NDP threatens to "shut down tar sands"
OTTAWA – Jack Layton needs to clarify the statement made by his "star" candidate Michael Byers yesterday that the NDP plans to “shut down the tar sands,” one of the largest drivers of economic activity in Canada.
Speaking at an all-candidates debate in Vancouver Centre, Mr. Byers said:
“We have to do something to address the climate change crisis; we need to do so now. We need to go after the big polluters; we need to shut the tar sands down.” (CBC The National, September 25, 2008)
Instead of retracting his statement, Mr. Byers stood firm that the NDP has its eyes on shutting down the oil sands stating, “I believe that the tar sands would phase themselves out if we actually reduced the massive government subventions of those processes.” (CBC The National, September 25, 2008).
Approximately 145,000 Canadians are employed in the mining and oil and gas extraction industry in Alberta. Thousands more work in the services sector that supports energy exploration and production. This kind of naive rhetoric that underpins the desire to put this industry out of work is just another example of disastrous NDP economic policy.

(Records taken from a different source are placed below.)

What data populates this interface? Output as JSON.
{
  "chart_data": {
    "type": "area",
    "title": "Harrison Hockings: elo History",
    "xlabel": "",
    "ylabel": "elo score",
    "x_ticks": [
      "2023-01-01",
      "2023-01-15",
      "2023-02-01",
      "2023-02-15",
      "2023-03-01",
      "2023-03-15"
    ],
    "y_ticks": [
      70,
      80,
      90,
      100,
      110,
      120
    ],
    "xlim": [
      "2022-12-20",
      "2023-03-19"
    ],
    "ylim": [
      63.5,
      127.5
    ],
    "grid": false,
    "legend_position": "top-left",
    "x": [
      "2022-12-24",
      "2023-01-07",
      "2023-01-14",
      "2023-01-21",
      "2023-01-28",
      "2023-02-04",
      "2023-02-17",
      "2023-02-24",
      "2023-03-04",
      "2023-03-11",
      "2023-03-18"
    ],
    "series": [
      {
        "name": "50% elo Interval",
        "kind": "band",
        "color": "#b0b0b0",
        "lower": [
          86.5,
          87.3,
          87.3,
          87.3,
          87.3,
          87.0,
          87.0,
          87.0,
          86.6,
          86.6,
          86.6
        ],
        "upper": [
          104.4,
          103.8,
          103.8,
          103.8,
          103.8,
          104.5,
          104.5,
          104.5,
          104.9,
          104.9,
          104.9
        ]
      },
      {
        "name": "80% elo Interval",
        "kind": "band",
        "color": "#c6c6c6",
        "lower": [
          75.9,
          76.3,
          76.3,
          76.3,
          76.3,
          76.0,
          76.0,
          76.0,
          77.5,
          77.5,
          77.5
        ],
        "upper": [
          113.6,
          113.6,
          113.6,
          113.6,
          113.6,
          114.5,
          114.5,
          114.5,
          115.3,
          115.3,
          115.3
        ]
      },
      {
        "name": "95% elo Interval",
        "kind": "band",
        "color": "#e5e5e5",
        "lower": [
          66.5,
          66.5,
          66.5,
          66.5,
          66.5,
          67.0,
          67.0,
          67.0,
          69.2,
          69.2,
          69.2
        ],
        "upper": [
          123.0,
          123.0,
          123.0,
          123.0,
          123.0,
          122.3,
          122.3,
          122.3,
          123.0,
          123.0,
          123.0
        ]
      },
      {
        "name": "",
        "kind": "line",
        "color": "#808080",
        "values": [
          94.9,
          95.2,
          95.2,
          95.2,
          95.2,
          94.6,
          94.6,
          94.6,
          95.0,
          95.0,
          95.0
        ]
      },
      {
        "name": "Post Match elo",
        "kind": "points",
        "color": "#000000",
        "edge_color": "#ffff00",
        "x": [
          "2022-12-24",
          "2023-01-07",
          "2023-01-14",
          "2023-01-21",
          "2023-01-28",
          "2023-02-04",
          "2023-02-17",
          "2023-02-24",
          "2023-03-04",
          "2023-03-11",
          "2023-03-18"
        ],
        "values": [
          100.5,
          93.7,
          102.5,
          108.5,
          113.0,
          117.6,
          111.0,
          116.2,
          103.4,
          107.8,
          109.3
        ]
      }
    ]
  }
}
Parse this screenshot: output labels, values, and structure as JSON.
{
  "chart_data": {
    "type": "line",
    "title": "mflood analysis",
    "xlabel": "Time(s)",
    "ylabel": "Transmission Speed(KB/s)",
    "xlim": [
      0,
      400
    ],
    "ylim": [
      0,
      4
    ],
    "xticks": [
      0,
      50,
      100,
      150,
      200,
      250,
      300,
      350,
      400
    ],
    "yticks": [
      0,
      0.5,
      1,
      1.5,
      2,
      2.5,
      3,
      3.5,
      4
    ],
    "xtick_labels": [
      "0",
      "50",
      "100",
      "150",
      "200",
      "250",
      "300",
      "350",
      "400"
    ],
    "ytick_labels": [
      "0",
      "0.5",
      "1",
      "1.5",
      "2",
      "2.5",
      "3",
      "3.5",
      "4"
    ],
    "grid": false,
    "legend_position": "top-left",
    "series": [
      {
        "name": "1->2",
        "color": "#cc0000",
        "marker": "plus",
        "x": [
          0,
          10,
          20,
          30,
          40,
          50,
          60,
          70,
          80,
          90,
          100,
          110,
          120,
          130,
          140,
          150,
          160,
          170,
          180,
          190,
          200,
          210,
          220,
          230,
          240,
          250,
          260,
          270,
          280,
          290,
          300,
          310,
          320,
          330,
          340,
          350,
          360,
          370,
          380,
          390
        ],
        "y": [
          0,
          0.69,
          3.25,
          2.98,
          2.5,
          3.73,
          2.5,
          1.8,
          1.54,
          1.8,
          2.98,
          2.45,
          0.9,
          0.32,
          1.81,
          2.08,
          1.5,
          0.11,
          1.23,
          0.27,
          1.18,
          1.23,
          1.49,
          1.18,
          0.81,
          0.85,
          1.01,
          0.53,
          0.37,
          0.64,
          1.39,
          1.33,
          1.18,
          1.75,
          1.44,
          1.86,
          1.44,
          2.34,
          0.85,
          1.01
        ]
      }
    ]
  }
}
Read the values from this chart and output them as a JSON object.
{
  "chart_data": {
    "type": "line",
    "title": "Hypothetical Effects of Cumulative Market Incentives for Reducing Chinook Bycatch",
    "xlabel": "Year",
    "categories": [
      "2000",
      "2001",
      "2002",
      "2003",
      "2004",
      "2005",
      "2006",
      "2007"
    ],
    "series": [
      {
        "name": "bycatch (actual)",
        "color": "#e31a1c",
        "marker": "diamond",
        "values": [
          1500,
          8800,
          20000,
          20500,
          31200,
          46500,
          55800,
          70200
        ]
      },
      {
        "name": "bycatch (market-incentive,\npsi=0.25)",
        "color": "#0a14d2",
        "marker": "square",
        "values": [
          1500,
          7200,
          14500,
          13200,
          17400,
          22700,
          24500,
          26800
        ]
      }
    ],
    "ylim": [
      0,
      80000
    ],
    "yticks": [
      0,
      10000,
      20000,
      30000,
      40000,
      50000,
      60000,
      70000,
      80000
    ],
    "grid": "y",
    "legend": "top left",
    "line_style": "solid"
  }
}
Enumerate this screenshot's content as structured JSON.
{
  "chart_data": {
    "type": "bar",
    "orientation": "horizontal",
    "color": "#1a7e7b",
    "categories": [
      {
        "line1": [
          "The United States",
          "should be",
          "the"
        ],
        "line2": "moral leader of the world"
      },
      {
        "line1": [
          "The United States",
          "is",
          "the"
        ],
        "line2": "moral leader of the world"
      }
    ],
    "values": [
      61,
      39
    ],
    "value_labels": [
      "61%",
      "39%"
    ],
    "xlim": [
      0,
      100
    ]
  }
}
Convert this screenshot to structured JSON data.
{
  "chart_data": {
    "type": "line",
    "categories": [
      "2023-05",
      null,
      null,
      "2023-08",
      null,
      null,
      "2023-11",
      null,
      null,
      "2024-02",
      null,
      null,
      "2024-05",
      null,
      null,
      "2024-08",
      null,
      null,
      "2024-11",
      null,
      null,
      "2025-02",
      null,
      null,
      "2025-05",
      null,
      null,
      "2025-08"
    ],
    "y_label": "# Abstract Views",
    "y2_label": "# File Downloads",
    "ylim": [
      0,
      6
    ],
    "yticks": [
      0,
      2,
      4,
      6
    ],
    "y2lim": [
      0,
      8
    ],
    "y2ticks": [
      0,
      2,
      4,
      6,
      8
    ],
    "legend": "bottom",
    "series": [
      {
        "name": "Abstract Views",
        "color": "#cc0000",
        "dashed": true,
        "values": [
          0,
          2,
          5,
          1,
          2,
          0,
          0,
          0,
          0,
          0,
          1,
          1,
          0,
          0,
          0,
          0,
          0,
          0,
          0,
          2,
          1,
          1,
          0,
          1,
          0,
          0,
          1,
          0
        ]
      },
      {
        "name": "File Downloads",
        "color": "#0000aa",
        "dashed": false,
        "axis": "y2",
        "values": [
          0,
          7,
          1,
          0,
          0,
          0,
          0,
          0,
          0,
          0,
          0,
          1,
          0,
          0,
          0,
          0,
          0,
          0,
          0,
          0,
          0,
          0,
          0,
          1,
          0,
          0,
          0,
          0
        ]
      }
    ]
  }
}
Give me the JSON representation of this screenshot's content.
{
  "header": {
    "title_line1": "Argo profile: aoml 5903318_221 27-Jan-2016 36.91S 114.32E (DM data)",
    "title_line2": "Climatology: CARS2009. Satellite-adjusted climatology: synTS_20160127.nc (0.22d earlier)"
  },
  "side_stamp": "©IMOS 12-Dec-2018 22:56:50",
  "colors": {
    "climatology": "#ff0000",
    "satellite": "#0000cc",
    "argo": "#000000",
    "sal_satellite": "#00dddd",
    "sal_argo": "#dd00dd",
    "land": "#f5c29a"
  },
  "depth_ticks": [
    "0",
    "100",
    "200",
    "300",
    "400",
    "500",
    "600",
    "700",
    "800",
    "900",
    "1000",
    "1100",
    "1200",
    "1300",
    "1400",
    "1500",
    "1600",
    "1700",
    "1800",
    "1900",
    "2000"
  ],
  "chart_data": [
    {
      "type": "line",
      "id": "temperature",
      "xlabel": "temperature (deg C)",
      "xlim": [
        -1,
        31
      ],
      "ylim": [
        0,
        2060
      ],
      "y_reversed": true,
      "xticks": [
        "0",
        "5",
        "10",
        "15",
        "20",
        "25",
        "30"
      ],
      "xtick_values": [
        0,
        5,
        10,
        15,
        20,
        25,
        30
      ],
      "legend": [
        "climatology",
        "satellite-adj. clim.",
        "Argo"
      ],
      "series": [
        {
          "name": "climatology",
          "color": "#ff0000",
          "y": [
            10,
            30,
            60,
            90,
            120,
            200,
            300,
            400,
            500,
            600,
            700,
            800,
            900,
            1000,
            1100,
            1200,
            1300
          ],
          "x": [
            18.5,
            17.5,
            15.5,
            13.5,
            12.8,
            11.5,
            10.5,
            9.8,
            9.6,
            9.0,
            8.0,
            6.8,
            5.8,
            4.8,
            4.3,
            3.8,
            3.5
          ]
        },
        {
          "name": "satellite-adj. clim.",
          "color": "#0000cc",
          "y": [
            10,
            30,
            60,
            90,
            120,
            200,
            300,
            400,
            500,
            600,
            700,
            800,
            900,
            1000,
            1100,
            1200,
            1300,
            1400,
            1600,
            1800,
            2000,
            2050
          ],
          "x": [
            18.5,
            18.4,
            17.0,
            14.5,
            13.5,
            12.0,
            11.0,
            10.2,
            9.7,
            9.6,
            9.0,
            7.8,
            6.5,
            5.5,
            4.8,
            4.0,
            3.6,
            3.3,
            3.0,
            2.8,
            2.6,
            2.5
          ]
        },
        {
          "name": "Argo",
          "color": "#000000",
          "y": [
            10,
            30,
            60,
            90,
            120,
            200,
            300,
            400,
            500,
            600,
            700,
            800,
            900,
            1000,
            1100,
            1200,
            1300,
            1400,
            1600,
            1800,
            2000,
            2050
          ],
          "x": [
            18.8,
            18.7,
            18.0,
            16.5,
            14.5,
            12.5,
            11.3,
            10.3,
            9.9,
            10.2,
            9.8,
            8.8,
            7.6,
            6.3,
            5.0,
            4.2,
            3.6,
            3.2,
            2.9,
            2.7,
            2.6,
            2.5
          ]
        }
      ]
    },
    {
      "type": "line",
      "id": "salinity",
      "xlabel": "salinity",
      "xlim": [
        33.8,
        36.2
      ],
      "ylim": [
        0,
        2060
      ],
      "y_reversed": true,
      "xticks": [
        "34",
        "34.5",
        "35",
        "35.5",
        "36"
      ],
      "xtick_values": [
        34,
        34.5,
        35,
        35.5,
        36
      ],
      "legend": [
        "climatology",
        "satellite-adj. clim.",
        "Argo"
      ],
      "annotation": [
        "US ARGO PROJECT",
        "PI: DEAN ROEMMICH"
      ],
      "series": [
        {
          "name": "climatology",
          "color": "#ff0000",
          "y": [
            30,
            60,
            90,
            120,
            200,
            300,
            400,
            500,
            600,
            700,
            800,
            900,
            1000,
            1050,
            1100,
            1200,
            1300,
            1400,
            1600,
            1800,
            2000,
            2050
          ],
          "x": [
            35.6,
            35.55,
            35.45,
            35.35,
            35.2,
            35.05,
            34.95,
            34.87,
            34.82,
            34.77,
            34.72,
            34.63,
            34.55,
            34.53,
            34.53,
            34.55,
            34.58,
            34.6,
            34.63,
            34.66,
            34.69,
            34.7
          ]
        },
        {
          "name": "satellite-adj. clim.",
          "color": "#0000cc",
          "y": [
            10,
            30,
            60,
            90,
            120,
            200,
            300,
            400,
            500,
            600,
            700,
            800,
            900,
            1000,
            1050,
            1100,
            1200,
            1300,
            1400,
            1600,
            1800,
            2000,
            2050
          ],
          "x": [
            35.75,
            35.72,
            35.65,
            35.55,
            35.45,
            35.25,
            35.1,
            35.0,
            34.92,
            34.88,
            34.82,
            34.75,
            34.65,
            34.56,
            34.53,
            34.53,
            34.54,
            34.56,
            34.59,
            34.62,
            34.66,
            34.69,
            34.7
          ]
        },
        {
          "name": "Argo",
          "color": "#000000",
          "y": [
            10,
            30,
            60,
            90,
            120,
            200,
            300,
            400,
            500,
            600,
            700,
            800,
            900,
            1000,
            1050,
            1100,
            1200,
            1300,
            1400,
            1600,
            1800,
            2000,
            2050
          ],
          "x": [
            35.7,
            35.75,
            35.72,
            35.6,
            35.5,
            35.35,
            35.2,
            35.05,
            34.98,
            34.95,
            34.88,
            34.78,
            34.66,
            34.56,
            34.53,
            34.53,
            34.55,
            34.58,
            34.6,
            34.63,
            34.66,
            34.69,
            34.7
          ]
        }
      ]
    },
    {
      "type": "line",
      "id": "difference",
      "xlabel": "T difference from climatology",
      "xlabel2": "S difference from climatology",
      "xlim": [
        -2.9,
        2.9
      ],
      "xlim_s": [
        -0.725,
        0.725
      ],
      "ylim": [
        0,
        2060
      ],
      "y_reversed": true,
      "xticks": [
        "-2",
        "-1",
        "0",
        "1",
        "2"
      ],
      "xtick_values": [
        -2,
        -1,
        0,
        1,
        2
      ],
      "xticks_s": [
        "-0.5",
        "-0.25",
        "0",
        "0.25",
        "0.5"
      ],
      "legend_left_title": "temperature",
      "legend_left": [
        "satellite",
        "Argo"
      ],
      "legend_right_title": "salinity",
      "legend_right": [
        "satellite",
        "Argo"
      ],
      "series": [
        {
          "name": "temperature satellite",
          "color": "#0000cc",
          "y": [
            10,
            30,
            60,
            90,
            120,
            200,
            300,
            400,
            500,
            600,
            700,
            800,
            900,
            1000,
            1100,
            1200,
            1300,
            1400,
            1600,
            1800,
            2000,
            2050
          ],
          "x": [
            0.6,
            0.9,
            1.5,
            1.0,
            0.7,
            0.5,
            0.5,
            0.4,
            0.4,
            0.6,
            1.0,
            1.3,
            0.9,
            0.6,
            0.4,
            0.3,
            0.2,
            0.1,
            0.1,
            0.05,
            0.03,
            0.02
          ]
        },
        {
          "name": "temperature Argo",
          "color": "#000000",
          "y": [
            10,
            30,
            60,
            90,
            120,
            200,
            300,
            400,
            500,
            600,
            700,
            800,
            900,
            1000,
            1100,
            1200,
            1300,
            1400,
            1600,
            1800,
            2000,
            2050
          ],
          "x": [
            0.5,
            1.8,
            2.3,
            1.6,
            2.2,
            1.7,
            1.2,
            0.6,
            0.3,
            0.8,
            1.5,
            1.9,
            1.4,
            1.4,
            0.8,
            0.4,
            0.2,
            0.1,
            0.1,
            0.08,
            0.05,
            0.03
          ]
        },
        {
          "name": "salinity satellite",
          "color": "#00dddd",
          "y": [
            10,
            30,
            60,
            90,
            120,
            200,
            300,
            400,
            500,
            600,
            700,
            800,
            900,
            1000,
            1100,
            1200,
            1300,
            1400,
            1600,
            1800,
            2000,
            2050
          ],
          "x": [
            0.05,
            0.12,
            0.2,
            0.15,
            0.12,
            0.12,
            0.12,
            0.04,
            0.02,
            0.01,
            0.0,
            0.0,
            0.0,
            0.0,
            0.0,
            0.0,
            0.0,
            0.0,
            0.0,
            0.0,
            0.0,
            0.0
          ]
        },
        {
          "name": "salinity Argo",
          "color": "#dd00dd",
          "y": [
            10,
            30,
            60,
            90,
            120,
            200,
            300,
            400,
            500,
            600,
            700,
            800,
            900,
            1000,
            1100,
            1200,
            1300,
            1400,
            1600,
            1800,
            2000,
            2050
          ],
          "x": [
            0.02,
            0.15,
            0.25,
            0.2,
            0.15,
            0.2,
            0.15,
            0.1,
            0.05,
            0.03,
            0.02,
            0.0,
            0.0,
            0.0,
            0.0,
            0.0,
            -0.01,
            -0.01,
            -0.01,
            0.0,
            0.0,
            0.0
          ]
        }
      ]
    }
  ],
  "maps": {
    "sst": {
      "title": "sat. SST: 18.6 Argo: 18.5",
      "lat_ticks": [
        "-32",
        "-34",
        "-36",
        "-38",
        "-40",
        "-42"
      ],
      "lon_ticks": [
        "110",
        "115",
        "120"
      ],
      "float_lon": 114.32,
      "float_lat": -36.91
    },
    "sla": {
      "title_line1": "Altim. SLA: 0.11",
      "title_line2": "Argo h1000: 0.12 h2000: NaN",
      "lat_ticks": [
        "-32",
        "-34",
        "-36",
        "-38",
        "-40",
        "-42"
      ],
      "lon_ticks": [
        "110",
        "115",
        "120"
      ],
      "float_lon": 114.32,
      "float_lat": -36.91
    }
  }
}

Ironically, it was Mr. Byers, who less than a year ago, chastised Prime Minister Stephen Harper as being the real “small man of humanity” for his resistance to implementing a carbon tax—a lesson that that somehow Jack Layton failed to learn:
“At the same time, Harper argues that a carbon tax and other market-based measures for curbing emissions would somehow damage the Canadian economy. But Norway, a major oil and gas exporter, introduced a carbon tax in 1991 and has seen its economy grow faster than Canada's ever since.” (Toronto Star, December 3, 2007)
On one hand, Canadians have Mr. Harper advocating for an unrestricted and rapid development of the oil sands, and on the other hand, Mr. Layton’s plan is to put hundreds of thousands of Canadians out of work as a result of this unrealistic ideology.
The Liberal Party is striking the right balance with our policy on the oil sands. We will immediately end the special tax treatment for oil sands development which can no longer be justified in an era where the development technology is now proven, oil is worth over $100 a barrel and the profits in the sector measure into the billions. Instead, we will provide the necessary tax incentives to oil companies to invest in technologies that reduce their greenhouse gas emissions and make them more energy efficient.
We will also introduce a price on carbon that will mobilize companies to move to low-carbon, less polluting practices in order to develop sustainably and drive competitiveness.